I'm not saying there's anything necessarily wrong with challenging the leadership. That can be a good thing. But unless you have someone viable to take their place, it is foolish to alienate the leadership.
The legislative process requires teamwork. If you have open contempt for your colleagues, what does that accomplish? Why are you there in the first place? Why join an organization that requires collaborative effort to get anything done if you can't stand your associates?
We need to distinguish two different issues. To say it's true to call McConnell a liar doesn't mean it's smart to call him a liar. For instance, imagine a subordinate who publicly said his commanding officer was a moron. And suppose his commanding officer really is a moron. But it's counterproductive for a subordinate to say that. He will be relieved of duty and court marshaled for insubordination.
Likewise, suppose a football player says the coach is an idiot or the quarterback is an idiot. Even if that's true, why join the football team in the first place if you have such open contempt for the coach and the quarterback? You will either be booted off the team or spend the rest of the season on the bench. What purpose does that serve?
The political process requires cooperation. If you're better at making enemies than allies, that's self-defeating. If you find it demeaning to schmooze people you don't respect, then choose a different line of work. Sometimes Cruz acts like the stereotypical autistic savant: high IQ but antisocial.
Once again, what is the endgame? Is it just to have a moment of emotional release? Moral satisfaction, or is it to make a difference? Change the status quo?
To a great extent, etiquette exists for folks who dislike each other. The amenities submerge the enmities to make social life possible.
Imagine a family reunion or Thanksgiving meal where everyone finally decides to say what they really think of each other. They've been saving that up for years. All the cumulative grudges. Well, that may make them feel better for the next hour or so, but they will never be on speaking terms for the rest of their lives.
vi) Which brings me to another point: in my observation, Trump supporters and some Cruz supporters are unable or unwilling to put themselves in the shoes of voters who aren't naturally drawn to candidates like Trump or Cruz. Indeed, they seem to think it would be demeaning or compromising to do that. Just today I ran across a perfect illustration:
Some Cruz fans wrote in, “the fact that these people don’t like him makes me like him more!”

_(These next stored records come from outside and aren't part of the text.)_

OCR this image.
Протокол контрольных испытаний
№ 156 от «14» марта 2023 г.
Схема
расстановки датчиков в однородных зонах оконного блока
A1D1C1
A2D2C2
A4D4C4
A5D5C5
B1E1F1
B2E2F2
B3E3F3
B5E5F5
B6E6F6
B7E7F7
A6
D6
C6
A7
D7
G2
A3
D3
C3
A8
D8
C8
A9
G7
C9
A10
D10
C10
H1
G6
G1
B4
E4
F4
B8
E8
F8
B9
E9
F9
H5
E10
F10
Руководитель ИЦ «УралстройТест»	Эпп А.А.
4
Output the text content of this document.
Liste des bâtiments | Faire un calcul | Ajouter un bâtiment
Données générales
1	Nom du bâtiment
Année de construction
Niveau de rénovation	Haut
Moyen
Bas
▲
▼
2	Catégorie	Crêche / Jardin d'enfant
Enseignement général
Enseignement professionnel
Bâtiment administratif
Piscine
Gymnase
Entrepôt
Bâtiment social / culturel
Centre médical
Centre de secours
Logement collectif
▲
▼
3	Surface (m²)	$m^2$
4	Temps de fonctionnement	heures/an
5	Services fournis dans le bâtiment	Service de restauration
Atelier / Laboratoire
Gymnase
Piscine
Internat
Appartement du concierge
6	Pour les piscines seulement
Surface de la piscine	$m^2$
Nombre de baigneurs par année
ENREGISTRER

Okay, but while that might make Cruz fans like him even more, how does that endear him to voters who aren't already members of his fan club?

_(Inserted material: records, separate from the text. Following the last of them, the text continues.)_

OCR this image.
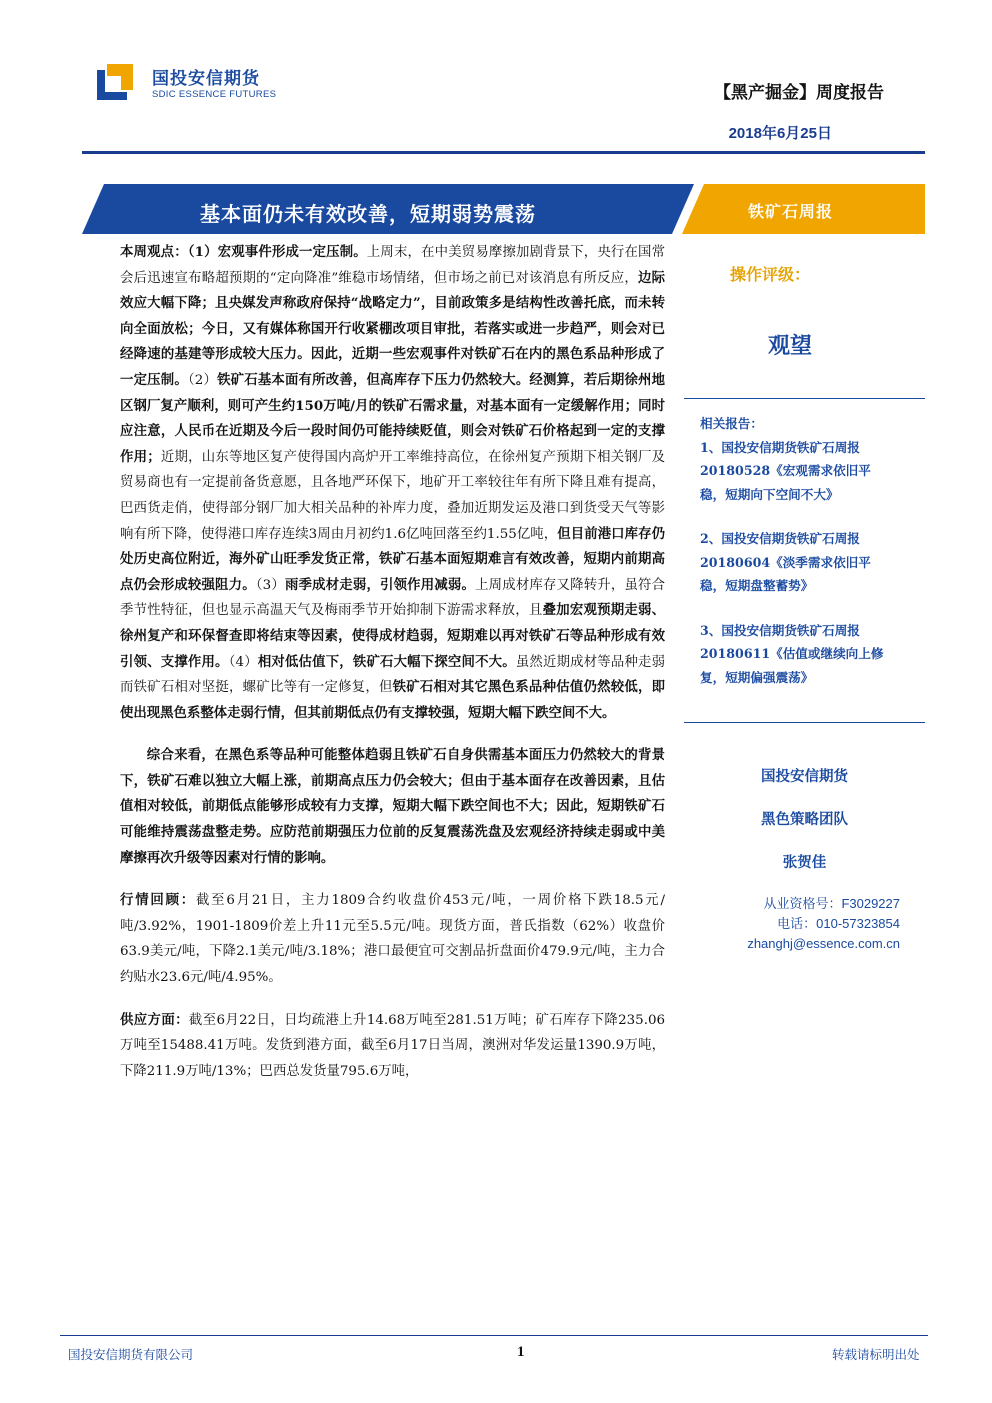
国投安信期货
SDIC ESSENCE FUTURES	【黑产掘金】周度报告
2018年6月25日
基本面仍未有效改善，短期弱势震荡	铁矿石周报

本周观点：（1）宏观事件形成一定压制。上周末，在中美贸易摩擦加剧背景下，央行在国常会后迅速宣布略超预期的“定向降准”维稳市场情绪，但市场之前已对该消息有所反应，边际效应大幅下降；且央媒发声称政府保持“战略定力”，目前政策多是结构性改善托底，而未转向全面放松；今日，又有媒体称国开行收紧棚改项目审批，若落实或进一步趋严，则会对已经降速的基建等形成较大压力。因此，近期一些宏观事件对铁矿石在内的黑色系品种形成了一定压制。（2）铁矿石基本面有所改善，但高库存下压力仍然较大。经测算，若后期徐州地区钢厂复产顺利，则可产生约150万吨/月的铁矿石需求量，对基本面有一定缓解作用；同时应注意，人民币在近期及今后一段时间仍可能持续贬值，则会对铁矿石价格起到一定的支撑作用；近期，山东等地区复产使得国内高炉开工率维持高位，在徐州复产预期下相关钢厂及贸易商也有一定提前备货意愿，且各地严环保下，地矿开工率较往年有所下降且难有提高，巴西货走俏，使得部分钢厂加大相关品种的补库力度，叠加近期发运及港口到货受天气等影响有所下降，使得港口库存连续3周由月初约1.6亿吨回落至约1.55亿吨，但目前港口库存仍处历史高位附近，海外矿山旺季发货正常，铁矿石基本面短期难言有效改善，短期内前期高点仍会形成较强阻力。（3）雨季成材走弱，引领作用减弱。上周成材库存又降转升，虽符合季节性特征，但也显示高温天气及梅雨季节开始抑制下游需求释放，且叠加宏观预期走弱、徐州复产和环保督查即将结束等因素，使得成材趋弱，短期难以再对铁矿石等品种形成有效引领、支撑作用。（4）相对低估值下，铁矿石大幅下探空间不大。虽然近期成材等品种走弱而铁矿石相对坚挺，螺矿比等有一定修复，但铁矿石相对其它黑色系品种估值仍然较低，即使出现黑色系整体走弱行情，但其前期低点仍有支撑较强，短期大幅下跌空间不大。

综合来看，在黑色系等品种可能整体趋弱且铁矿石自身供需基本面压力仍然较大的背景下，铁矿石难以独立大幅上涨，前期高点压力仍会较大；但由于基本面存在改善因素，且估值相对较低，前期低点能够形成较有力支撑，短期大幅下跌空间也不大；因此，短期铁矿石可能维持震荡盘整走势。应防范前期强压力位前的反复震荡洗盘及宏观经济持续走弱或中美摩擦再次升级等因素对行情的影响。

行情回顾：截至6月21日，主力1809合约收盘价453元/吨，一周价格下跌18.5元/吨/3.92%，1901-1809价差上升11元至5.5元/吨。现货方面，普氏指数（62%）收盘价63.9美元/吨，下降2.1美元/吨/3.18%；港口最便宜可交割品折盘面价479.9元/吨，主力合约贴水23.6元/吨/4.95%。

供应方面：截至6月22日，日均疏港上升14.68万吨至281.51万吨；矿石库存下降235.06万吨至15488.41万吨。发货到港方面，截至6月17日当周，澳洲对华发运量1390.9万吨，下降211.9万吨/13%；巴西总发货量795.6万吨，

操作评级：
观望

相关报告：

1、国投安信期货铁矿石周报
20180528《宏观需求依旧平
稳，短期向下空间不大》

2、国投安信期货铁矿石周报
20180604《淡季需求依旧平
稳，短期盘整蓄势》

3、国投安信期货铁矿石周报
20180611《估值或继续向上修
复，短期偏强震荡》

国投安信期货
黑色策略团队
张贺佳

从业资格号：F3029227

电话：010-57323854

zhanghj@essence.com.cn

国投安信期货有限公司	1	转载请标明出处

Problem is: that's a prescription for defeat at the polls. You need to be able to think like other people. Assume their viewpoint. The electorate is very disparate. A winning coalition consists of different voting blocks. If you wish to win, you need a candidate who has fairly broad appeal. That's not a question of right or wrong, but how to achieve your objective. Maybe it shouldn't have to be that way, but that's the way it is. Once again, what is the endgame?
vii) A danger I see among some voters is that if you insist on too much, you end up with nothing at all. You don't get more. You don't get less. You don't get anything.
viii) Florida is do-or-die for Rubio. I think it's droll for Cruz to suggest that Rubio should drop out and unite behind him because Rubio can't win Florida. Classic self-fulfilling prophecy.
Now I'm not suggesting this is about fairness. Cruz has a perfect right to run in Florida. It's a competitive process. But the question is the endgame. If the Rubio is knocked out, and Trump nets the delegates, what's the endgame?
Depending on how Tuesday turns out, it may be hard to shake an air of futility. I'm already becoming fatalistic about November. It's shaping up to be one of those tragic dramas where the stage is strewn with bodies at the end of the play. You know how it's going to end before it begins. The only man left standing is the villain. Or in this case, Hillary.